C’est une musique que t’arrives à partager en festival ? Tu trouves facilement ce dénominateur commun avec les festivaliers ?

Ce qui est drôle, c’est qu’on ne sait jamais ce qu’il va se passer. En festival, tu peux venir devant un public qui ne te connaît pas du tout, et qui se pose pendant cinq minutes des questions. Où sont les instruments ? Mais j’entends du son ? Il y a une magouille quelque part ? Ca peut donc prendre du temps pour rentrer dans le concert. Le plus important est de montrer au public que ce concert lui appartient, qu’il lui est destiné, que c’est simplement un moment de partage pour qu’il prenne sa partition, car à chaque fois le public possède sa partition dans mes concerts. Et à chaque fois, il assure, et c’est ce qui fait la beauté d’une scène. Je ne suis pas un artiste qui fait de la scène pour être sous les projecteurs, mais je suis un artiste pour être un canal de transmission d’énergie. Si cela se termine en transe, ou dans le métro comme lors d’une de mes dates à Paris, c’est tant mieux.
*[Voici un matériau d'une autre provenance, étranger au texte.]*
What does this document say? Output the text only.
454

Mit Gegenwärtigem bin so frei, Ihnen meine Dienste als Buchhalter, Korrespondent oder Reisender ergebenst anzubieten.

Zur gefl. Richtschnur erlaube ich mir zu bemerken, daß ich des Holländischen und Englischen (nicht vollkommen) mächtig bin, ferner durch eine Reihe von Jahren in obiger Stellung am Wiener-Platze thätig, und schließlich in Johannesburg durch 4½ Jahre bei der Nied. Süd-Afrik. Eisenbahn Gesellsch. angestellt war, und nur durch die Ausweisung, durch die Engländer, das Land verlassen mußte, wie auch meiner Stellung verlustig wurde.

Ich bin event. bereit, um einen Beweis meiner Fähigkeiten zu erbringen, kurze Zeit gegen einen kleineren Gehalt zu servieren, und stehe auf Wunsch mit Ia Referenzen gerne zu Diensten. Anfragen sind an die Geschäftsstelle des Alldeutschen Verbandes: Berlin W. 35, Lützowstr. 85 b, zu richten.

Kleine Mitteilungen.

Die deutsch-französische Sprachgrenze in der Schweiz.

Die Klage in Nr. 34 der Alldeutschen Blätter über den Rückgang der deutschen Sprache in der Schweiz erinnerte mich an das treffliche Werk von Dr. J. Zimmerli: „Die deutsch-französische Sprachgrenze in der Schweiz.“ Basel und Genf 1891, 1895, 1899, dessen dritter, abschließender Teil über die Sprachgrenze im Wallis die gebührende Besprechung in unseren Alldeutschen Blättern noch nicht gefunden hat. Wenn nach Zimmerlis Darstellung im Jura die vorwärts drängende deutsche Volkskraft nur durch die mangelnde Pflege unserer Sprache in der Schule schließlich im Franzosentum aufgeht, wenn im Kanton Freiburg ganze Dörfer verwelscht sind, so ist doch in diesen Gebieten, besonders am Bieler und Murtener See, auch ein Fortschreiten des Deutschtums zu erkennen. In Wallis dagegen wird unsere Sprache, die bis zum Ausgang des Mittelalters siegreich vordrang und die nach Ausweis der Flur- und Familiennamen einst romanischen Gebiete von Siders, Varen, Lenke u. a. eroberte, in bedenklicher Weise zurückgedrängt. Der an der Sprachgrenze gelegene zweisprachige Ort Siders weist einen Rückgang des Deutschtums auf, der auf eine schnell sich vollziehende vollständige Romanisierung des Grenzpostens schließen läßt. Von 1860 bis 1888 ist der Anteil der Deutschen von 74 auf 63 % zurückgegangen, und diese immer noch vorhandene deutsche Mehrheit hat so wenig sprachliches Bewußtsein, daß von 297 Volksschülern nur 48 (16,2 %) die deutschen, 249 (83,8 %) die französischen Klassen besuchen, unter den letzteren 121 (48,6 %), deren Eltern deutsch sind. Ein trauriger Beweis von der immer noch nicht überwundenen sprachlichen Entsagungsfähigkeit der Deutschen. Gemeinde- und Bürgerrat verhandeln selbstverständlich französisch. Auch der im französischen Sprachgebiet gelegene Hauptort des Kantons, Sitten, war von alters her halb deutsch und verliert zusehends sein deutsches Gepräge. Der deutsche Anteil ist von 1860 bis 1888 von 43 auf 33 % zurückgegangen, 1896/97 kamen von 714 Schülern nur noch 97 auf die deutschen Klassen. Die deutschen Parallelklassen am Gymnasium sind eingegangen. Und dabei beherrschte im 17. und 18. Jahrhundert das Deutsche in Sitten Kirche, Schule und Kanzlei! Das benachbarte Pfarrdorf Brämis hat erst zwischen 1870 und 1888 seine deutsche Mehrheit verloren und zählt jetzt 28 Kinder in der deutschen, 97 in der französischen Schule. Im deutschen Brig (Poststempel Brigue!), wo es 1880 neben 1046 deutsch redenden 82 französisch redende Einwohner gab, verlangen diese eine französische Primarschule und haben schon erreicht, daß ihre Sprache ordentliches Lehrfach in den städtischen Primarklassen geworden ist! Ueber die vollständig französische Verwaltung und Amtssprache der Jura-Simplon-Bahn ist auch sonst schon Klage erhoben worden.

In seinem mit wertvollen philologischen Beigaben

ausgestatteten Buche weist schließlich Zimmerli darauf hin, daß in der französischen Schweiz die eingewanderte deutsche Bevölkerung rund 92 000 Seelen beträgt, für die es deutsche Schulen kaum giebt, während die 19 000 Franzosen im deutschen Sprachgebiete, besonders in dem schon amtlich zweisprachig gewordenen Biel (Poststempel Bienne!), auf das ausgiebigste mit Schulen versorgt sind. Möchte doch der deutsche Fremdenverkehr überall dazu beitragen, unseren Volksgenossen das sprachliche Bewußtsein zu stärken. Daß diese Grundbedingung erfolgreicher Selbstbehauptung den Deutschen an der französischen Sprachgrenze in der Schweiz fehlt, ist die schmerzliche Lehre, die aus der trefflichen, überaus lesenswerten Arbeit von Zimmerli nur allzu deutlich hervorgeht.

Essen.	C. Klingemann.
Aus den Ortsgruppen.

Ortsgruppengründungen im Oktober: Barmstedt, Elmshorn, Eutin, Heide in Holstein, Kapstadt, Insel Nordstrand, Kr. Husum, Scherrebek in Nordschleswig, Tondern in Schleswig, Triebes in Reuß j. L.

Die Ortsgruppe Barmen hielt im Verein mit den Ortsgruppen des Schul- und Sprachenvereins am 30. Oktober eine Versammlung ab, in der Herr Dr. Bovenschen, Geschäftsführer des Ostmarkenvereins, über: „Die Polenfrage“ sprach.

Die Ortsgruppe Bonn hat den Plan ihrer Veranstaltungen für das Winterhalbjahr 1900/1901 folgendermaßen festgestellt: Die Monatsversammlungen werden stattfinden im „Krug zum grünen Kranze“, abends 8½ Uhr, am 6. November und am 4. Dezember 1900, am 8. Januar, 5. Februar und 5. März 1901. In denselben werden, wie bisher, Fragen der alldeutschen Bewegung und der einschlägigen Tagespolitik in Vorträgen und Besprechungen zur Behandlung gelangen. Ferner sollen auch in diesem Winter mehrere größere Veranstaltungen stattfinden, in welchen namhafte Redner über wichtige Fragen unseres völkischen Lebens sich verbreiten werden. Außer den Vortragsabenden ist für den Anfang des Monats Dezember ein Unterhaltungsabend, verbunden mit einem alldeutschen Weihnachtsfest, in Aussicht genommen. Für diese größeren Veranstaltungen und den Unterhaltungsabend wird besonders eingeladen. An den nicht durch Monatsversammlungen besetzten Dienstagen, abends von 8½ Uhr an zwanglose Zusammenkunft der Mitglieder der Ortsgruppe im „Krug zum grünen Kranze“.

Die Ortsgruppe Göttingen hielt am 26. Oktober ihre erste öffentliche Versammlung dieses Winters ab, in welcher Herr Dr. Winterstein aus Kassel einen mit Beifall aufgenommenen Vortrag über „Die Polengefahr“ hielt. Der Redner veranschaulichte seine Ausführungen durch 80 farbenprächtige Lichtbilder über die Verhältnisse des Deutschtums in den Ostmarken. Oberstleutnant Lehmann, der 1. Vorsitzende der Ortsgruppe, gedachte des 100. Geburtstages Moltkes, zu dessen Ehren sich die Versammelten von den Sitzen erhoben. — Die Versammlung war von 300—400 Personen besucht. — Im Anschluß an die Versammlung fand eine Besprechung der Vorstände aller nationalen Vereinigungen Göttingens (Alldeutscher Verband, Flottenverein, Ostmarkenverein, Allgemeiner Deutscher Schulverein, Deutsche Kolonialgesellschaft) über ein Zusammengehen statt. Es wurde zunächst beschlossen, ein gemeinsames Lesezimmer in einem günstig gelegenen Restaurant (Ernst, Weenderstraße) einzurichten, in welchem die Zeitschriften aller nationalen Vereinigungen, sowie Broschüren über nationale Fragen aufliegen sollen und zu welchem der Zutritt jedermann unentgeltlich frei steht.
L’important est que tout le monde parte avec la banane, et avec le sentiment d’avoir été en famille.

Dans quel type de festival tu te sens le mieux pour faire passer cette énergie ? Dans un festival intimiste, style jazz, ou dans un festival plus grand et populaire ?

Quand j’ai joué devant le public de Johnny Hallyday aux Francofolies, c’était un public rock, et quand j’ai fini le concert les gens criaient “encore !”. Je me demandais si j’étais en train de rêver... car les rockeurs disaent encore ! (rires) On ne sait jamais à quoi s’attendre, le plus important est de donner de l’amour, et on ne se pose pas de questions. C’est vrai que souvent je suis surpris après les concerts, cela fait plaisir. Je pourrais faire mes concerts toute la nuit ! Heureusement qu’il y a des horaires en festival pour me calmer. Je suis bien avec tous les publics, tant qu’il ont envie de partager.

Tu as un souvenir qui t’a particulièrement marqué en festival ?

Un jour, je jouais aux Etats-Unis avec Daara J, et une fille au premier rang à retiré sa culotte et son soutien-gorge et me les a jetés à la figure ! (rires) J’ai rien compris, et j’ai regardé mon frère qui était à côté de moi, il m'a dit surtout de ne rien montrer, de continuer à chanter… mais j’avoue que des choses comme ça ce n’est pas fréquent !

Et donc tu as réussi à garder ton calme ?

Oui mais avant de garder mon calme, il y avait beaucoup de questions dans ma tête, comme savoir combien de litres de bière la fille s’était envoyée avant. C’est quand même une des histoires les plus drôles que je garde en souvenir !

Tu peux nous parler des festivals qui existent au Sénégal ? Tu en aurais à nous conseiller ?

Les festivals commencent à renaître au Sénégal, des choses qu’on n’avait pas vu depuis les années 60. Il y a un festival qui s’appelle les 72 heures, et un autre, le festival de Jazz de Saint Louis que j’adore. Saint Louis est une ville magnifique avec des gens magnifiques, des sourires sur tous les visages. Je pense que c’est un espace parfait pour des festivaliers. Récemment, il y a aussi eu le festival de jazz de Goré, il y a de belles choses à voir.

Selon toi, comment on fait venir des festivaliers européens en Afrique ? Certains festivals existent, mais ils sont organisés par des européenns pour des européens. Comment faire pour qu’un festival puisse exister et plaire tout en gardant l’identité du pays africains qui l’organiserait ?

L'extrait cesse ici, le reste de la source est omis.